Quale messaggio vorrebbe condividere con i manager, ovvero con le persone che devono applicare i provvedimenti per fronteggiare l’emergenza sui luoghi di lavoro e assumersene la responsabilità?

«Il messaggio è che tutto il mondo del lavoro deve fare tesoro delle numerose attività avviate nella cosiddetta fase uno e continuare ad applicare le regole stabilite dai protocolli d’intesa sottoscritti tra le parti sociali, il governo e i ministeri competenti in relazione ai diversi settori. È utile evidenziare che tali protocolli, tra le altre cose, prevedono la costituzione di comitati aziendali per la verifica dell’attuazione delle disposizioni di misure anti-contagio. Ritengo fondamentale che tutte le figure di prevenzione aziendale siano coinvolte nel monitoraggio sull’efficacia di queste misure, in particolare i manager, spesso chiamati a un ruolo di mediazione tra i lavoratori e gli imprenditori».   

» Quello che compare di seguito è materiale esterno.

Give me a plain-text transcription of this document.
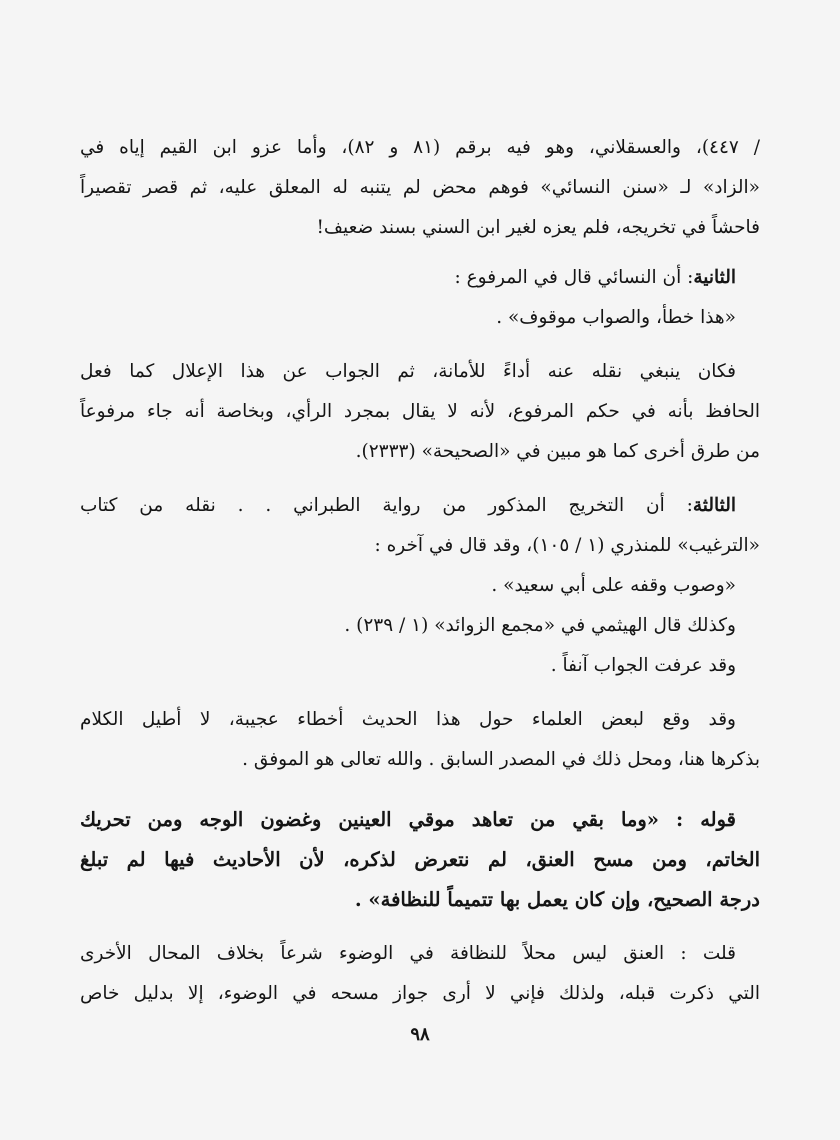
/ ٤٤٧)، والعسقلاني، وهو فيه برقم (٨١ و ٨٢)، وأما عزو ابن القيم إياه في
«الزاد» لـ «سنن النسائي» فوهم محض لم يتنبه له المعلق عليه، ثم قصر تقصيراً
فاحشاً في تخريجه، فلم يعزه لغير ابن السني بسند ضعيف!
الثانية: أن النسائي قال في المرفوع :
«هذا خطأ، والصواب موقوف» .
فكان ينبغي نقله عنه أداءً للأمانة، ثم الجواب عن هذا الإعلال كما فعل
الحافظ بأنه في حكم المرفوع، لأنه لا يقال بمجرد الرأي، وبخاصة أنه جاء مرفوعاً
من طرق أخرى كما هو مبين في «الصحيحة» (٢٣٣٣).
الثالثة: أن التخريج المذكور من رواية الطبراني . . نقله من كتاب
«الترغيب» للمنذري (١ / ١٠٥)، وقد قال في آخره :
«وصوب وقفه على أبي سعيد» .
وكذلك قال الهيثمي في «مجمع الزوائد» (١ / ٢٣٩) .
وقد عرفت الجواب آنفاً .
وقد وقع لبعض العلماء حول هذا الحديث أخطاء عجيبة، لا أطيل الكلام
بذكرها هنا، ومحل ذلك في المصدر السابق . والله تعالى هو الموفق .
قوله : «وما بقي من تعاهد موقي العينين وغضون الوجه ومن تحريك
الخاتم، ومن مسح العنق، لم نتعرض لذكره، لأن الأحاديث فيها لم تبلغ
درجة الصحيح، وإن كان يعمل بها تتميماً للنظافة» .
قلت : العنق ليس محلاً للنظافة في الوضوء شرعاً بخلاف المحال الأخرى
التي ذكرت قبله، ولذلك فإني لا أرى جواز مسحه في الوضوء، إلا بدليل خاص
٩٨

Il 26 ottobre Inail ha lanciato la nuova campagna di comunicazione sul reinserimento professionale delle persone con disabilità da lavoro. Clicca qui per maggiori informazioni.


Iniziativa per la salute e la sicurezza sul lavoro
Dall’inizio della pandemia milioni di persone hanno improvvisamente iniziato a lavorare da casa, da postazioni spesso improvvisate e inadatte a garantire la salute e la sicurezza. Per sensibilizzare l’opinione pubblica su questo tema, lo scorso 28 aprile, in occasione della Giornata mondiale per la salute e la sicurezza sul lavoro dell’Ilo, Manageritalia e Prioritalia hanno realizzato e diffuso, in collaborazione con Skilla, un’infografica con dodici consigli su cosa fare e cosa evitare quando si lavora da casa. Un piccolo contributo per indirizzare i processi di adattamento allo smartworking nella “buona direzione”, partendo dalla consapevolezza e dalla responsabilità delle persone.